Doch auch im regulären Betrieb kann die Software wertvolle Hilfestellung bieten. „Wir sehen in unserer Arbeit mit Robotern, dass es den Menschen oft nicht leichtfällt, die geeigneten Parameter zu finden, unter denen der Roboter optimal funktioniert. Auch hier kann man ansetzen, um Fehlfunktionen im Vorhinein zu vermeiden“, erklärt Projektleiterin Titanilla Komenda. „So wie ein modernes Auto dem Menschen vorschlägt, in den nächsthöheren Gang zu schalten um den Motor im richtigen Tourenbereich zu fahren, so wird unsere Software auf Basis unserer Ergebnisse Empfehlungen zu den richtigen Einstellungen für den Roboter abgeben. Denn oft sehen wir, dass zum Beispiel eine winzige Änderung in der Beschleunigung des Greifarms schon große Verbesserungen in der Lebensdauer bringen und Ausfälle vermeiden kann. Die KI wird ermitteln, wenn die Belastung zu groß und eine Fehlfunktion riskiert wird“, fügt sie hinzu.

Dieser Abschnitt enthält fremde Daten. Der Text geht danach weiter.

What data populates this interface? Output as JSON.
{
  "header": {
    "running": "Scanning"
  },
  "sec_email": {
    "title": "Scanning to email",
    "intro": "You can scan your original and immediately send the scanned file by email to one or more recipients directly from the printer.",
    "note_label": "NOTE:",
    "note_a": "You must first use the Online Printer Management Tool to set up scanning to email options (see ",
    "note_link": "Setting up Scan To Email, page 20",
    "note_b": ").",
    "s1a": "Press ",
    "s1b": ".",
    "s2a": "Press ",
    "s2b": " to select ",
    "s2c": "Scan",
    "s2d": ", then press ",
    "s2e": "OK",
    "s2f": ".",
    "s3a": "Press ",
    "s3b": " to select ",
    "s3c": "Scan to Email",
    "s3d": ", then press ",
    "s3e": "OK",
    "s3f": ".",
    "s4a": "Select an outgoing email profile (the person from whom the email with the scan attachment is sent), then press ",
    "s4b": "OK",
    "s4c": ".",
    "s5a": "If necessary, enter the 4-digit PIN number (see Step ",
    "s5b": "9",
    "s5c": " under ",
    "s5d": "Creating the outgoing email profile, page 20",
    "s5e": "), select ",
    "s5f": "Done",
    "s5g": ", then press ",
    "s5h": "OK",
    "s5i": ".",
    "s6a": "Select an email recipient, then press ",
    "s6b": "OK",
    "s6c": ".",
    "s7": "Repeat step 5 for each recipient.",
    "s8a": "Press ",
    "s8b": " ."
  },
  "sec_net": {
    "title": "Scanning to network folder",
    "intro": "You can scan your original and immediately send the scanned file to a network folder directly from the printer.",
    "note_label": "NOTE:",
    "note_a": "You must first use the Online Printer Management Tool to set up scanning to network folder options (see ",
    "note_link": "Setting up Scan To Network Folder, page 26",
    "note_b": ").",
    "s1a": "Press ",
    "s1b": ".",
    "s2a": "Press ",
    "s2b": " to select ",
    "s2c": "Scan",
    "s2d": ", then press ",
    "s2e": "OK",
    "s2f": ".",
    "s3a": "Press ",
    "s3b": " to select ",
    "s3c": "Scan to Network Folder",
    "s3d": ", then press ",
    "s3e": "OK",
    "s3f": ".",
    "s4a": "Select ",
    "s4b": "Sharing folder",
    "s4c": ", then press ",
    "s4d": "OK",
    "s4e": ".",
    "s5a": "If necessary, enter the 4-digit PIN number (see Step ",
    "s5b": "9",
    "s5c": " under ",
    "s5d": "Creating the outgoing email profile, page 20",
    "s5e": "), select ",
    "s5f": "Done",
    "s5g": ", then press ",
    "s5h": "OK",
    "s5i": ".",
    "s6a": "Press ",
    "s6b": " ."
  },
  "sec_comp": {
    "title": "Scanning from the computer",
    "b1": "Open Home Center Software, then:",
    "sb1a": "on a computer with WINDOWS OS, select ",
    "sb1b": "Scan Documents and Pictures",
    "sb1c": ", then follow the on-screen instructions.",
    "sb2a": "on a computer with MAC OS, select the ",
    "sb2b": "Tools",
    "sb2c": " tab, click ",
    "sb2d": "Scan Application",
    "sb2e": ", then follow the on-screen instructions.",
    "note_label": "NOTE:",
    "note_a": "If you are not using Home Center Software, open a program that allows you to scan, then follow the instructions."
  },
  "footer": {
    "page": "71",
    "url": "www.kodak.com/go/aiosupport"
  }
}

Die Zusammenhänge sind komplex, und die zur Analyse benötigten Datenmengen groß. 5000 verschiedene Fehlerarten können bei einem typischen Punktschweiß-Roboter auftreten, zur Analyse müssen die Position aller Achsen des Geräts, sowie Beschleunigungen, Stromaufnahme und viele weitere Parameter aufgezeichnet werden. Etwa 80 Millionen Datenpunkte hat Magna Steyr bereits gesammelt. Für die Auswertung und Interpretation ist die Expertise der verschiedenen Projektpartner, sowie die Analysefähigkeit einer KI unverzichtbar.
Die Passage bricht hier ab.